Students often tell me my class is fun, but I was surprised to hear it today. We didn't do a lab. We didn't play an educational game. We didn't watch a video. We didn't go outside. We did worksheets and bookwork! Since when did that become fun? Since she took charge of her own learning by doing MO Physics!

Following the lesson plan I publish online, she and her teammates assigned themselves bookwork to learn the next physics skill in the sequence and prepare themselves to demonstrate mastery of it to me. I watched them in class and I thought to myself that I'd never seen students dig in like this. They really were poring over the textbook, taking notes, discussing the concepts, calling me over occasionally to answer a question. Looking on, I would have characterized it as hard work, but not fun. I'm delighted that she had fun at such hard work as learning physics.

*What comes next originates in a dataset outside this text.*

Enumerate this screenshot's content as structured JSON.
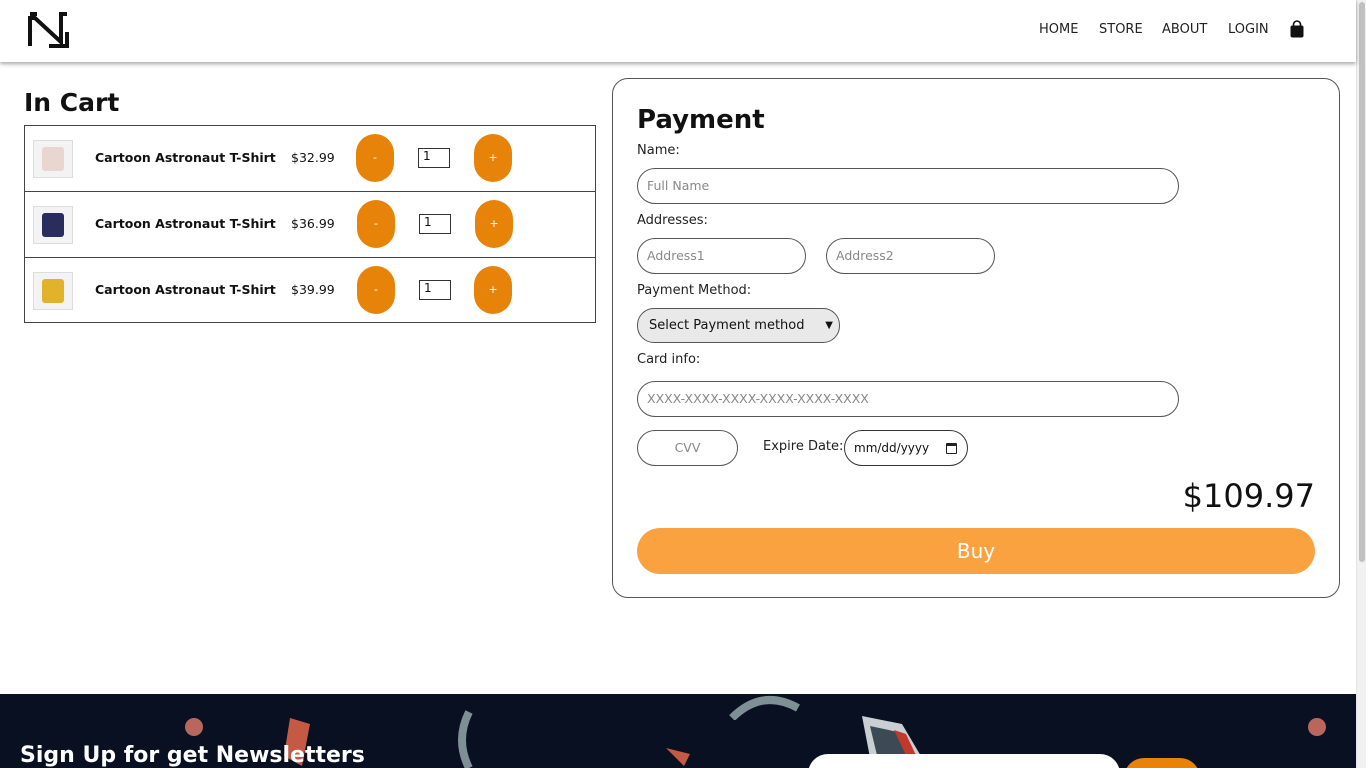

MO Physics is a program I introduced to my high school physics classes this week. I'm piloting it this year to work out the kinks and to determine whether I will continue with it next year or pull back from it. It is aimed at differentiating instruction toward the high-performing end of the class population, providing a way for them to move at a faster pace than the class, and freeing up my time to work more with the low-performing end. I've been surprised at the high level of enthusiasm it has elicited so far from the students.

Working with teens, I'm well aware that they will enthusiastically jump into something new and then let it quickly peter out. I'm eager to see how student engagement looks a few weeks from now, after the newness has worn off. The students are aware that this is a pilot program, and right now we are enjoying together the excitement of trying something unconventional.